Consider the length of diagonal is 8.5 cm instead of 8.5 m because length of perpendiculars are in cm.
Given:
Length of the diagonal of a quadrilateral = 8.5 cm
Lengths of the perpendiculars dropped on it from the remaining opposite vertices are 3.5 cm and 4.5 cm.
To find:
The area of the quadrilateral.
Solution:
Diagonal divides the quadrilateral in 2 triangles. If diagonal is the base of both triangles then the lengths of the perpendiculars dropped on it from the remaining opposite vertices are heights of those triangles.
According to the question,
Triangle 1 : Base = 8.5 cm and Height = 3.5 cm
Triangle 2 : Base = 8.5 cm and Height = 4.5 cm
Area of a triangle is
[tex]Area=\dfrac{1}{2}\times base \times height[/tex]

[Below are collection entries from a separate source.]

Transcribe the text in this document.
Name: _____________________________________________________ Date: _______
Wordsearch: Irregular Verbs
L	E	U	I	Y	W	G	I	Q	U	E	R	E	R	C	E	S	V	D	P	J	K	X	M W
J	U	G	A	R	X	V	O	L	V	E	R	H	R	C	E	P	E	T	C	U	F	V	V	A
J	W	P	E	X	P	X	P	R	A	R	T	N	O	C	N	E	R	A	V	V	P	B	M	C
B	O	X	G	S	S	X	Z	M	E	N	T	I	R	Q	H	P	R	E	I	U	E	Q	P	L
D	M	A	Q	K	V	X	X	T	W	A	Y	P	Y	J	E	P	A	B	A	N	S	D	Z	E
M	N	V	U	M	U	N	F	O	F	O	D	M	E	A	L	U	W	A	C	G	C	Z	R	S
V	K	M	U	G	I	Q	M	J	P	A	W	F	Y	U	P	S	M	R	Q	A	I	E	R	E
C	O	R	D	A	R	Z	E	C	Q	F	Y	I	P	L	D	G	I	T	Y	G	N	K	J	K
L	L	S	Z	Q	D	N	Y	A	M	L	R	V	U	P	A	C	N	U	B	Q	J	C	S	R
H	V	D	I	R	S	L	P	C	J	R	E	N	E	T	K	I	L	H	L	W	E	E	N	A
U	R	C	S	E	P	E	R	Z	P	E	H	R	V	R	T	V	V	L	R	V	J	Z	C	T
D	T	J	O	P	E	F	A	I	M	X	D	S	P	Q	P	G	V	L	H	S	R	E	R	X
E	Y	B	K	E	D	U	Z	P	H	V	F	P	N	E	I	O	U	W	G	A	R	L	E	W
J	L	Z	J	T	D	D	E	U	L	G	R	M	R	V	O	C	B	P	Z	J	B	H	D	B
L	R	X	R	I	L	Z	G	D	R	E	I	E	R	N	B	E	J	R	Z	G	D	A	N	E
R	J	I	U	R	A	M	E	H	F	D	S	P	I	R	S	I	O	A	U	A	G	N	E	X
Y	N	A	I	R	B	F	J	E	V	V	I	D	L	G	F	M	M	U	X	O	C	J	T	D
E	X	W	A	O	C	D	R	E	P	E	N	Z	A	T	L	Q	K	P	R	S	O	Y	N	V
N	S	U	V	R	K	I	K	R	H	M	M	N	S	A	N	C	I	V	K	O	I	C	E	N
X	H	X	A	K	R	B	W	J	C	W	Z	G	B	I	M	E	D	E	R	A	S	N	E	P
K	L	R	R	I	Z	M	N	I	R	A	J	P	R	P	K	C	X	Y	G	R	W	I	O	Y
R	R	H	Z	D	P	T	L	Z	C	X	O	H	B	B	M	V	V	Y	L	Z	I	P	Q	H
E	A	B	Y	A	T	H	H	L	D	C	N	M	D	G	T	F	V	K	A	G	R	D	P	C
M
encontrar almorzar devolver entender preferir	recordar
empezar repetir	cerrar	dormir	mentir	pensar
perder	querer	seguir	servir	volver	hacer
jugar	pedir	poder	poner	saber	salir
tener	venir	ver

Using this formula, we get
[tex]Area(\Delta 1)=\dfrac{1}{2}\times 8.5\times 3.5[/tex]
[tex]Area(\Delta 1)=14.875[/tex]
and
[tex]Area(\Delta 2)=\dfrac{1}{2}\times 8.5\times 4.5[/tex]
[tex]Area(\Delta 2)=19.125[/tex]
Now, area of the quadrilateral is
[tex]Area=Area(\Delta 1)+Area(\Delta 2)[/tex]
[tex]Area=14.875+19.125[/tex]
[tex]Area=34[/tex]
Therefore, the area of the quadrilateral is 34 cm².